Hot Mother and Nine Gangsters

Hot Mother and Nine Gangsters
Rencana Tuan Besar


__ADS_3


"Hemm ...." Nisa menggoyangkan kaki, bersenandung sambil membaca sebuah majalah. Dia tampak begitu terhanyut dalam suasana membaca, duduk di sebuah bangku yang berada di dekat tepi kolam renang.


"Bunda! Ayo sini! Kita main sama-sama!" teriak Keisha yang kini sedang berada di dalam kolam renang, dia juga mencipratkan air ke arah bunda nya.


"Bunda tidak bisa berenang sayang ... Keisha main sama ayah dan Luciel saja, ya!" bujuk Nisa tanpa mengalihkan pandangan dari tulisan yang tertera di halaman majalah.


"Hump!" Keisha menggembungkan pipi, dia kesal lantaran sang bunda tidak mau bermain bersamanya.
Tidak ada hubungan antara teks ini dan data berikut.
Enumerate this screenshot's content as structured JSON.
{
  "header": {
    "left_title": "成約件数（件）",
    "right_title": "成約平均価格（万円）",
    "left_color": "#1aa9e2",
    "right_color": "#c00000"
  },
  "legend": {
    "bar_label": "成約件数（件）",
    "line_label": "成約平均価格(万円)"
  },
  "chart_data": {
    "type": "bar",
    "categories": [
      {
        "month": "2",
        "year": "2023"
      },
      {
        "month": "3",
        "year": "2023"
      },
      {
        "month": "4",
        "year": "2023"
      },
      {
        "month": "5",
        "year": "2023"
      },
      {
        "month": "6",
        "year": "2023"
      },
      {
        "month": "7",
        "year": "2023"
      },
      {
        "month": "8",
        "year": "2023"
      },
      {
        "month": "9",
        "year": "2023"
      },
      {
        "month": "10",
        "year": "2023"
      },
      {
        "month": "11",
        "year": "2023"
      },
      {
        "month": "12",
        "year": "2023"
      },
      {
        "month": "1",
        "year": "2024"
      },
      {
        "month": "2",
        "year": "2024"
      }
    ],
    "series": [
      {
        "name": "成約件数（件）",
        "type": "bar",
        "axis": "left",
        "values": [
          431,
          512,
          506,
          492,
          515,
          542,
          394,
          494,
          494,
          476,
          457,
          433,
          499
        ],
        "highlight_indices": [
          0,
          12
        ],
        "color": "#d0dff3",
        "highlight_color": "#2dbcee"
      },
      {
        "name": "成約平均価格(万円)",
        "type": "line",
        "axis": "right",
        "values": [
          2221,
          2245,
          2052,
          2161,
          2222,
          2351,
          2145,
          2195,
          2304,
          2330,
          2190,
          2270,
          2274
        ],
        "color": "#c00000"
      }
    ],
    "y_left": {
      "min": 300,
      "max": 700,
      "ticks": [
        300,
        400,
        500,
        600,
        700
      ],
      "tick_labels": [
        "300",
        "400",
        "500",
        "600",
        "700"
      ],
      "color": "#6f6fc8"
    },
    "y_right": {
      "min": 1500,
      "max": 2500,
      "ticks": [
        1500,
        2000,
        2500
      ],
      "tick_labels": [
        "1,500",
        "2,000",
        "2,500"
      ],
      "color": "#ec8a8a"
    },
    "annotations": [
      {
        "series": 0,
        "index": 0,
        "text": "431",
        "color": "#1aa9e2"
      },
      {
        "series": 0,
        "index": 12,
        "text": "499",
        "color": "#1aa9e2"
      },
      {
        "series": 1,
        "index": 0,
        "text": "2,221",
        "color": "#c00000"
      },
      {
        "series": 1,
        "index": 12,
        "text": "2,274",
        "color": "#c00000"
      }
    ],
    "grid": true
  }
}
Anak itu kemudian berenang mendekati ayahnya yang sedang asyik bermain lempar tangkap bola dengan Luciel.


Sudah lumayan lama Luciel menetap di rumah ini. Akhirnya hati anak kecil itu luluh, dia sudah mau menerima kehadiran sosok ayah di dalam hidupnya. Dan kini dia tidak lagi canggung saat berhadapan dengan Keyran.


"Ayah!" panggil Keisha.


"Ya? Apa Keisha mau ikut bermain?" tanya Keyran.


Keisha menggeleng, lalu memberikan isyarat agar Keyran mendekat padanya. Keisha membisikkan sesuatu di telinga ayahnya, sedangkan Keyran, dia hanya tersenyum dan mengangguk setuju mendengar setiap omongan putranya.


"Baiklah, pasti akan Ayah lakukan! Keisha tunggu di sini dan agak ke pinggir sedikit!" ucap Keyran dengan antusias.


"Oke!"


"Ada apa Keisha?" tanya Luciel penasaran.


"Ssttt ... Luciel lihat saja!" Keisha tersenyum nakal sembari menarik Luciel untuk berpindah sedikit ke pinggir.


Di satu sisi ada Keyran yang sudah keluar dari kolam renang. Kemudian berjalan ke tepi kolam, menghampiri istrinya yang masih sibuk membaca majalah.


"Darling!"


"Hm?" balas Nisa tanpa memandang ke arah suaminya.


"Lihat ke arahku!" Keyran yang merasa tidak sabar seketika merebut majalah yang dipegang istrinya.


"Ck, sebenarnya kau ini mau ap-" Tiba-tiba saja Nisa terdiam saat menoleh. Dia sedikit terkejut karena langsung dihadapkan dengan otot perut yang terlihat keras dan menggoda milik suaminya. Terlebih lagi dengan hanya memakai celana renang yang ketat, mata Nisa mulai melihat ke mana-mana.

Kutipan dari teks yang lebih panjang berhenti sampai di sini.